Non solo i FANS, ma anche i corticosteroidi, utilizzati per trattare malattie infiammatorie come asma, artrite reumatoide e patologie intestinali, presentano rischi cardiovascolari. L’uso continuativo di corticosteroidi può provocare ritenzione idrica e restringimento dei vasi sanguigni, contribuendo a ipertensione, danni arteriosi e aumento del rischio di insufficienza cardiaca.

Consigli per l’uso responsabile e le alternative terapeutiche

Il rischio cardiovascolare associato agli antinfiammatori non steroidei emerge soprattutto con un uso frequente e prolungato, come nel caso di pazienti con malattie reumatiche o infezioni virali che richiedono terapie estese. L’assunzione occasionale e limitata di FANS, invece, è generalmente considerata sicura.

In merito al paracetamolo, un tempo ritenuto innocuo per il cuore e lo stomaco, ricerche più recenti suggeriscono che dosi elevate possono anch’esse causare un aumento della pressione arteriosa, seppure in misura minore rispetto agli altri FANS.
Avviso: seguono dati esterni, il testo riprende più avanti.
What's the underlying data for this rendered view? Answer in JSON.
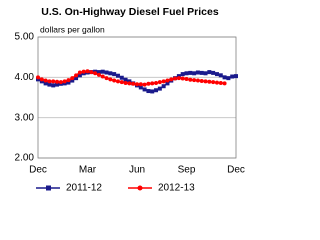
{
  "chart_data": {
    "type": "line",
    "title": "U.S. On-Highway Diesel Fuel Prices",
    "subtitle": "dollars per gallon",
    "categories": [
      "Dec",
      null,
      null,
      null,
      null,
      null,
      null,
      null,
      null,
      null,
      null,
      null,
      null,
      "Mar",
      null,
      null,
      null,
      null,
      null,
      null,
      null,
      null,
      null,
      null,
      null,
      null,
      "Jun",
      null,
      null,
      null,
      null,
      null,
      null,
      null,
      null,
      null,
      null,
      null,
      null,
      "Sep",
      null,
      null,
      null,
      null,
      null,
      null,
      null,
      null,
      null,
      null,
      null,
      null,
      "Dec"
    ],
    "series": [
      {
        "name": "2011-12",
        "color": "#1a1a8c",
        "marker": "square",
        "values": [
          3.95,
          3.9,
          3.85,
          3.82,
          3.8,
          3.82,
          3.84,
          3.85,
          3.87,
          3.92,
          3.98,
          4.05,
          4.1,
          4.12,
          4.13,
          4.14,
          4.13,
          4.14,
          4.12,
          4.1,
          4.08,
          4.04,
          3.99,
          3.94,
          3.9,
          3.85,
          3.8,
          3.75,
          3.7,
          3.66,
          3.65,
          3.68,
          3.72,
          3.78,
          3.85,
          3.92,
          3.98,
          4.03,
          4.08,
          4.1,
          4.11,
          4.1,
          4.12,
          4.11,
          4.1,
          4.13,
          4.11,
          4.08,
          4.05,
          4.0,
          3.98,
          4.02,
          4.03
        ]
      },
      {
        "name": "2012-13",
        "color": "#ff0000",
        "marker": "circle",
        "values": [
          4.0,
          3.95,
          3.92,
          3.9,
          3.9,
          3.89,
          3.88,
          3.9,
          3.93,
          3.98,
          4.05,
          4.12,
          4.14,
          4.15,
          4.13,
          4.1,
          4.06,
          4.02,
          3.98,
          3.95,
          3.92,
          3.9,
          3.88,
          3.86,
          3.85,
          3.84,
          3.83,
          3.83,
          3.82,
          3.84,
          3.85,
          3.86,
          3.88,
          3.9,
          3.92,
          3.95,
          3.97,
          3.98,
          3.97,
          3.96,
          3.94,
          3.93,
          3.92,
          3.91,
          3.9,
          3.89,
          3.88,
          3.87,
          3.86,
          3.85,
          null,
          null,
          null
        ]
      }
    ],
    "ylim": [
      2,
      5
    ],
    "yticks": [
      {
        "value": 2,
        "label": "2.00"
      },
      {
        "value": 3,
        "label": "3.00"
      },
      {
        "value": 4,
        "label": "4.00"
      },
      {
        "value": 5,
        "label": "5.00"
      }
    ],
    "grid": true
  }
}
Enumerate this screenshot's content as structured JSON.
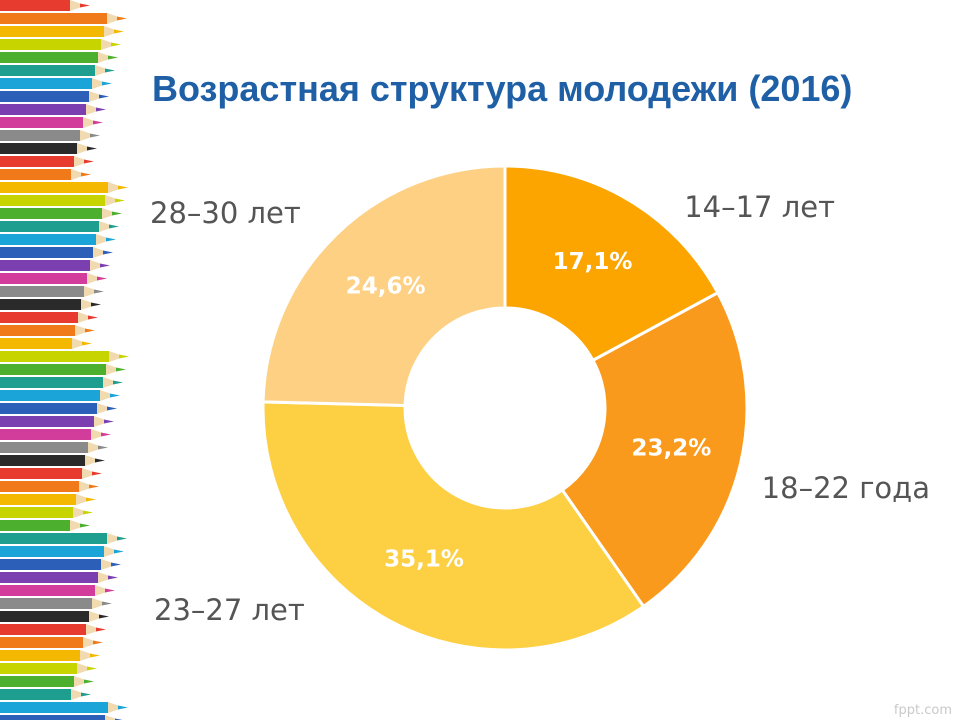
{
  "slide": {
    "title": "Возрастная структура молодежи (2016)",
    "watermark": "fppt.com"
  },
  "chart_data": {
    "type": "pie",
    "title": "Возрастная структура молодежи (2016)",
    "donut": true,
    "categories": [
      "14–17 лет",
      "18–22 года",
      "23–27 лет",
      "28–30 лет"
    ],
    "values": [
      17.1,
      23.2,
      35.1,
      24.6
    ],
    "value_labels": [
      "17,1%",
      "23,2%",
      "35,1%",
      "24,6%"
    ],
    "colors": [
      "#fca500",
      "#f99a1c",
      "#fdcf43",
      "#fdd083"
    ]
  },
  "decor": {
    "pencil_colors": [
      "#e63b2e",
      "#f07a1a",
      "#f5b800",
      "#c8d400",
      "#4caf2d",
      "#1e9e8e",
      "#1ba4d8",
      "#2c5fb8",
      "#7b3fb0",
      "#d23c9a",
      "#8a8a8a",
      "#2a2a2a"
    ]
  }
}
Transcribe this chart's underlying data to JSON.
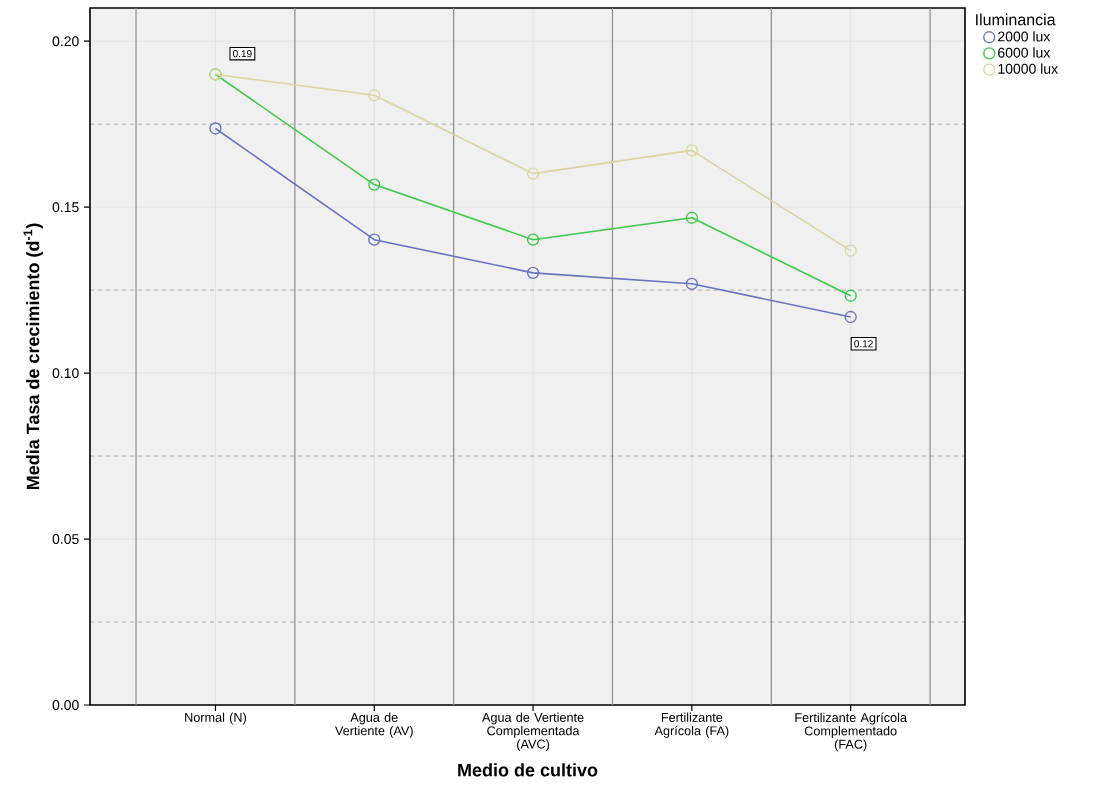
{
  "chart_data": {
    "type": "line",
    "xlabel": "Medio de cultivo",
    "ylabel": "Media Tasa de crecimiento (d$^{-1}$)",
    "legend_title": "Iluminancia",
    "categories": [
      "Normal (N)",
      "Agua de Vertiente (AV)",
      "Agua de Vertiente Complementada (AVC)",
      "Fertilizante Agrícola (FA)",
      "Fertilizante Agrícola Complementado (FAC)"
    ],
    "series": [
      {
        "name": "2000 lux",
        "color": "#6673c0",
        "values": [
          0.1737,
          0.1402,
          0.1302,
          0.1269,
          0.1169
        ]
      },
      {
        "name": "6000 lux",
        "color": "#3ec84a",
        "values": [
          0.19,
          0.1568,
          0.1402,
          0.1468,
          0.1233
        ]
      },
      {
        "name": "10000 lux",
        "color": "#dcd4a0",
        "values": [
          0.19,
          0.1837,
          0.1601,
          0.1671,
          0.1369
        ]
      }
    ],
    "ylim": [
      0,
      0.21
    ],
    "yticks": [
      {
        "value": 0,
        "label": "0.00"
      },
      {
        "value": 0.05,
        "label": "0.05"
      },
      {
        "value": 0.1,
        "label": "0.10"
      },
      {
        "value": 0.15,
        "label": "0.15"
      },
      {
        "value": 0.2,
        "label": "0.20"
      }
    ],
    "annotations": [
      {
        "text": "0.19",
        "x": "Normal (N)",
        "y": 0.19
      },
      {
        "text": "0.12",
        "x": "Fertilizante Agrícola Complementado (FAC)",
        "y": 0.1169
      }
    ],
    "grid": true,
    "legend": "top right",
    "marker": "circle",
    "line_style": "solid"
  }
}
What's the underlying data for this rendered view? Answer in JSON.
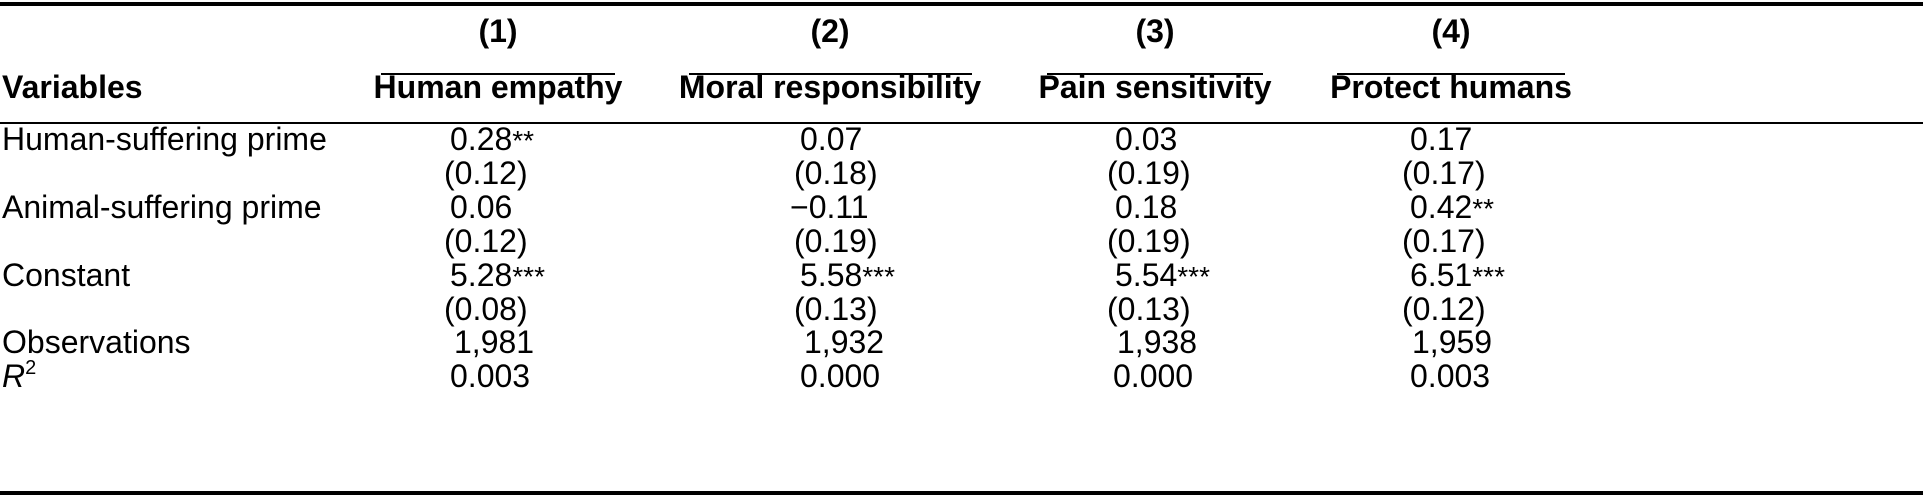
{
  "table": {
    "header": {
      "variables_label": "Variables",
      "columns": [
        {
          "number": "(1)",
          "name": "Human empathy"
        },
        {
          "number": "(2)",
          "name": "Moral responsibility"
        },
        {
          "number": "(3)",
          "name": "Pain sensitivity"
        },
        {
          "number": "(4)",
          "name": "Protect humans"
        }
      ]
    },
    "rows": {
      "human_prime": {
        "label": "Human-suffering prime",
        "coef": [
          "0.28",
          "0.07",
          "0.03",
          "0.17"
        ],
        "stars": [
          "**",
          "",
          "",
          ""
        ],
        "se": [
          "(0.12)",
          "(0.18)",
          "(0.19)",
          "(0.17)"
        ]
      },
      "animal_prime": {
        "label": "Animal-suffering prime",
        "coef": [
          "0.06",
          "−0.11",
          "0.18",
          "0.42"
        ],
        "stars": [
          "",
          "",
          "",
          "**"
        ],
        "se": [
          "(0.12)",
          "(0.19)",
          "(0.19)",
          "(0.17)"
        ]
      },
      "constant": {
        "label": "Constant",
        "coef": [
          "5.28",
          "5.58",
          "5.54",
          "6.51"
        ],
        "stars": [
          "***",
          "***",
          "***",
          "***"
        ],
        "se": [
          "(0.08)",
          "(0.13)",
          "(0.13)",
          "(0.12)"
        ]
      },
      "observations": {
        "label": "Observations",
        "values": [
          "1,981",
          "1,932",
          "1,938",
          "1,959"
        ]
      },
      "r2": {
        "label_main": "R",
        "label_sup": "2",
        "values": [
          "0.003",
          "0.000",
          "0.000",
          "0.003"
        ]
      }
    }
  }
}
Per coloro che necessitano di un utilizzo regolare di questi farmaci, il professor Rebuzzi sottolinea l’importanza di affiancare misure protettive, come l’impiego di inibitori di pompa gastrica per la tutela dello stomaco e, sul fronte cardiovascolare, il monitoraggio costante della pressione arteriosa. In alcuni casi, può essere utile l’uso di diuretici per contrastare la ritenzione idrica, soprattutto quando si assumono corticosteroidi.

L’esperienza e la sensibilità del professor Antonio Rebuzzi

Oltre alla sua attività clinica e di ricerca, il professor Antonio Giuseppe Rebuzzi, figura di riferimento nel campo della cardiologia italiana, è noto anche per il suo impegno umano e narrativo. Nel suo libro “Dalla parte del cuore. Storie di un cardiologo e dei suoi pazienti”, scritto con la giornalista Evita Comes, il docente dell’Università Cattolica di Roma condivide aneddoti che raccontano le sfide e le vittorie della medicina cardiovascolare.

Tra le storie più commoventi quella di Pietro, un giovane deceduto in un incidente sulla Costiera Amalfitana, e quella di Francesco, ragazzo sopravvissuto a un coma in circostanze drammatiche durante una corsa vicino allo stadio Olimpico di Roma. Rebuzzi non si limita al ruolo medico, ma si impegna anche nel supporto concreto alle famiglie dei pazienti, come dimostrato dall’aiuto fornito ai genitori di Francesco per reinserirsi nel mondo del lavoro.